Lokalsport: Hülkenberg nimmt Magnussen-Angebot mit Humor

Lokalsport : Hülkenberg nimmt Magnussen-Angebot mit Humor

Formel 1: Der Streit zwischen dem Emmericher und dem Haas-Piloten nach dem Ungarn GP sorgt für Schlagzeilen.

Chase Carey hat gut lachen. Der neue starke Mann der Formel 1 freut sich nach dem Ungarn GP, dass seine Rennserie in aller Munde ist. Zum einen weil sich Mercedes und Ferrari einen Kampf auf Augenhöhe um die WM liefern. Zum anderen weiß der Amerikaner, dass Kontroversen gut fürs Geschäft sind. Und der Zoff zwischen Nico Hülkenberg und Kevin Magnussen sorgt für reichlich Schlagzeilen.

Nach dem Rempler auf der Strecke geigte der Emmericher noch während der Live-Fernseh-Interviews dem Haas-Piloten die Meinung. Er tippte ihm auf die Schultern und meinte sarkastisch: "Wieder einmal warst Du der unsportlichste Fahrer des Tages." Magnussen konterte daraufhin mit einem nicht jugendfeien Spruch unter der Gürtellinie. Die Verantwortlichen des Team Haas sehen den vulgären Ausspruch ihres Fahrers locker. "Das hat Kevin gut ausgedrückt. Warum auch etwas anderes sagen? Nico ist ein Rüpel", sagte etwa Haas-Teamchef Günther Steiner. "Er ist lange genug ungeschoren davongekommen. Es ist an der Zeit, dass ihm jemand die Stirn bietet. Nico ist ein guter Fahrer, wenn auch kein Weltmeister, aber er braucht sich nicht so zu verhalten."

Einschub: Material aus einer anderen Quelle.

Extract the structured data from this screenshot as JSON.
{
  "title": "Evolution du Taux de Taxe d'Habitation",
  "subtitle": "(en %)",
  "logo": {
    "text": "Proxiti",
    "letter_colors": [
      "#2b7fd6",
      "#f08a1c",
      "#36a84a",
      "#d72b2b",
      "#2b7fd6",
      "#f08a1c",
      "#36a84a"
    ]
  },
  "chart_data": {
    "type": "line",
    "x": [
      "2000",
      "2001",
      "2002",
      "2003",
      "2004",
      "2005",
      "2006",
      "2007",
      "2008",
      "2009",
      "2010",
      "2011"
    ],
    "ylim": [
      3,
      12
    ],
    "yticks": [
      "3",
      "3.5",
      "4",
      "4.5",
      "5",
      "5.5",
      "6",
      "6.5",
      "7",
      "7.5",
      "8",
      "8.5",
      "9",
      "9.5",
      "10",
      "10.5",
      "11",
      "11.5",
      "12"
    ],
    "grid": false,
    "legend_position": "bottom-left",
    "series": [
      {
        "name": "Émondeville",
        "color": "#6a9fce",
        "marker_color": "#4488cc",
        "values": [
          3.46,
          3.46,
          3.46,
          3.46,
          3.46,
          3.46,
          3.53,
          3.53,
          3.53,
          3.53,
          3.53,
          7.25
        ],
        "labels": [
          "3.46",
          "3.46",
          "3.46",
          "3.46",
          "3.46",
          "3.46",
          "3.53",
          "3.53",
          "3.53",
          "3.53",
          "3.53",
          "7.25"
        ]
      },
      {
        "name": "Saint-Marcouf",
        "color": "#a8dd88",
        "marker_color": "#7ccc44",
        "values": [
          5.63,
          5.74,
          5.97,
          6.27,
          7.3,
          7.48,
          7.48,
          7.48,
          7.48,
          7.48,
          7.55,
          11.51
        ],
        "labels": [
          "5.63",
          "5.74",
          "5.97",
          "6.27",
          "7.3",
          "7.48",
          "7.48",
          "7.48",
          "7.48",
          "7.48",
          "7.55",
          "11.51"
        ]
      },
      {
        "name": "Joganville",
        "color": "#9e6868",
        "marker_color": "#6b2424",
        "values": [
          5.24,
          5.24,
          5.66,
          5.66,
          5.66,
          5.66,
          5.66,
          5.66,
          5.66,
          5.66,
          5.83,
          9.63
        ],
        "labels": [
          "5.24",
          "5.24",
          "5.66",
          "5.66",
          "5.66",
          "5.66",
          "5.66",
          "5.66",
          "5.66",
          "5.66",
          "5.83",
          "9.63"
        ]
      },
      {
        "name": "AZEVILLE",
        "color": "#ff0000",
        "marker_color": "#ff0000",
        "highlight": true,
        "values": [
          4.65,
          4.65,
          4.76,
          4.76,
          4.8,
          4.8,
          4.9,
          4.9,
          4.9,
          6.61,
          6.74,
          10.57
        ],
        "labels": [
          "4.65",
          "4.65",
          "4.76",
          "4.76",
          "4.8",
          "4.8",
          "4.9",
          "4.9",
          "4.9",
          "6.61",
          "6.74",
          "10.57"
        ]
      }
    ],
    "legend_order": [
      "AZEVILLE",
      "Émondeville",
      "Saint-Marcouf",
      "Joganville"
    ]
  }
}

In Runde 60 war es zu dem Vorfall gekommen, der hinterher die Gemüter erhitzte. In der zweiten Kurve, die sich nach links zieht, war Hülkenberg außen am Haas vorbeigezogen, wurde dann aber von Magnussen über die Streckenbegrenzung hinaus gedrückt. "Nichts gegen hartes Fahren, aber der Magnussen hat sie nicht alle. Er hat mich ohne Rücksicht auf Verluste neben die Strecke geschoben", berichtete Hülkenberg im Anschluss. Die Rennkommissäre sahen es ähnlich und verhängten eine Fünf-Sekunden-Strafe gegen den Dänen.

Der Haas-Rennstall hingegen hatte schon in der ersten Runde eine Strafe für Hülkenberg gefordert, als es zu einer Berührung mit Romain Grosjean gekommen war. Die Stewards untersuchten zwar den Vorfall, verhängten aber keine Sanktionen, da es sich um einen normalen Rennunfall gehandelt habe. "Wenn er in der ersten Kurve in dritter Spur ganz außen fährt, dann riskiert er halt, dass er getroffen wird. Weil innen einem nach dem anderen der Platz ausgeht", schildert der Emmericher die Szene mit Grosjean bei Auto, Motor und Sport.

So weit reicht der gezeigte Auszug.